8. The network of claim 7, wherein the automatic encoder further comprises an encoder and a decoder, and the potential spatial representation is generated by the encoder.

9. The network of claim 8, wherein the 2D RNN further comprises a vertical RNN and a horizontal RNN, wherein the vertical RNN processes tiles along a vertical direction and the horizontal RNN processes tiles along a horizontal direction.

10. The network of claim 9, wherein the 2D RNN stores state information comprising vertical inter-tile state information and horizontal inter-tile state information, wherein the state information is used to correlate information between at least two tiles.

11. The network of claim 10, wherein the global lookup block utilizes the potential spatial representation and an output of the horizontal RNN to modify the state information of the 2D RNN.

12. The network of claim 11, wherein the second feature map is processed by a focus generation network to generate a focus map.

13. The network of claim 12, wherein the attention graph and the potential spatial representation are for use according to the relation E (z) = Σp _ij z _ij To generate an average context vector, where z is a feature map generated from the potential spatial representation and p is a attention map.

14. A non-transitory machine-readable medium encoded with instructions that, when executed by one or more processors, cause a process to be performed for processing a document, the process comprising:

generating a high resolution image of the document, the high resolution image comprising a plurality of pixels;

generating a plurality of tiles from the high resolution image, each of the tiles comprising a subset of pixels from the high resolution image;

Processing each tile individually through the neural network, wherein processing each tile includes classifying pixels as being associated with document elements of the document, wherein for each tile:

processing the tiles through a convolutional network to generate a first feature map,

processing the first feature map by a 2D recurrent neural network 2D RNN to generate a second feature map, and

processing the second feature map to generate class predictions for each pixel in the tile; and

for each pixel of the high resolution image, aggregating each of the class predictions to generate a global feature map for the document.

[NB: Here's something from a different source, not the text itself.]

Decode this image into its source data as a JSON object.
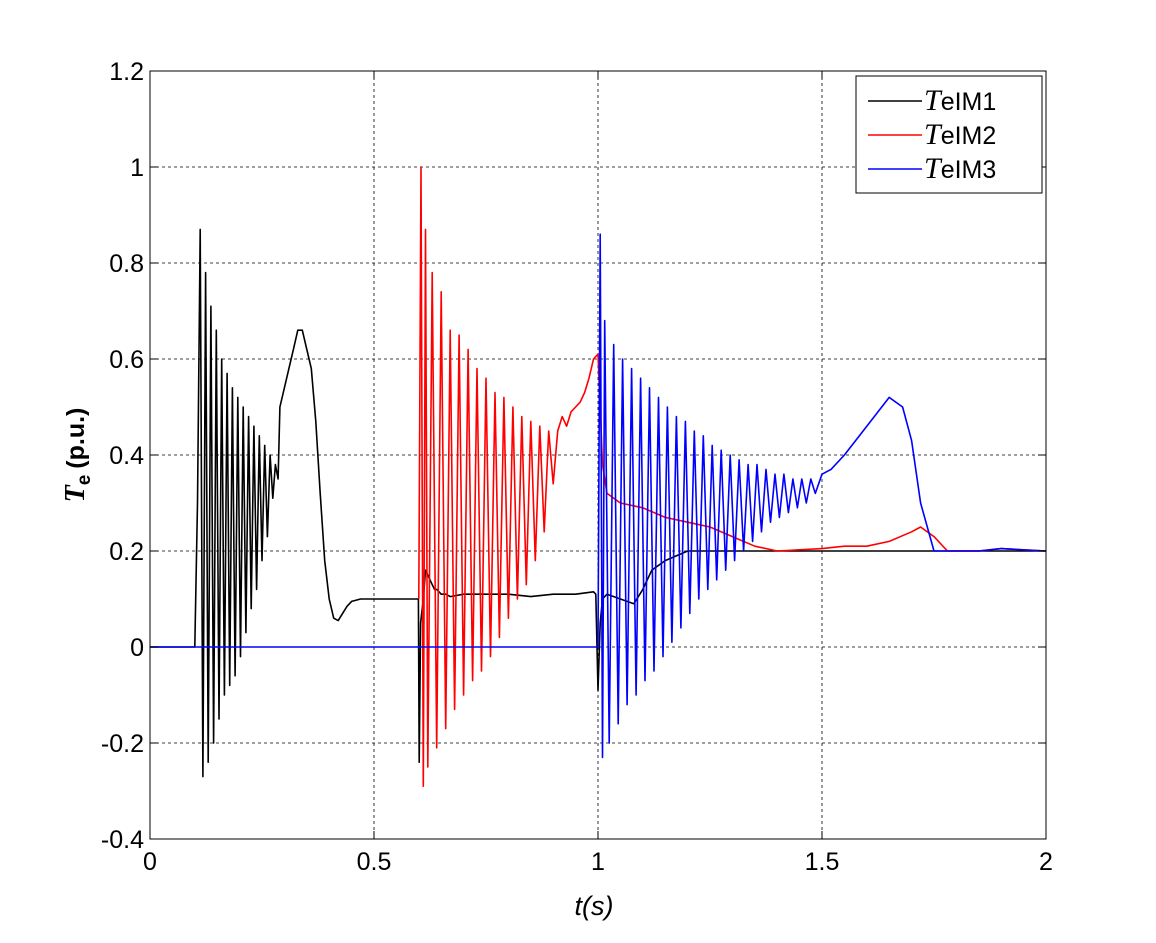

15. The non-transitory machine readable medium of claim 14, wherein the 2DRNN further comprises a vertical RNN and a horizontal RNN, wherein the vertical RNN generates a third feature map from the first feature map and the horizontal RNN generates the second feature map from the third feature map.

16. The non-transitory machine readable medium of claim 14, further comprising performing a global lookup process periodically after a predetermined number of steps performed by the 2D RNN, wherein the global lookup process further comprises:

17. The non-transitory machine readable medium of claim 16, wherein modifying status information associated with the 2D RNN further comprises:

generating a map of interest from the second feature map;

generating state modification information using the average context vector; and

18. The non-transitory machine readable medium of claim 17, wherein the flatThe homocontext vector is generated according to the following relationship: e (z) =Σp _ij z _ij Where z is a feature map generated from the potential spatial representation and p is a attention map.

19. The non-transitory machine readable medium of claim 18, wherein the potential spatial representation is generated by an automatic encoder.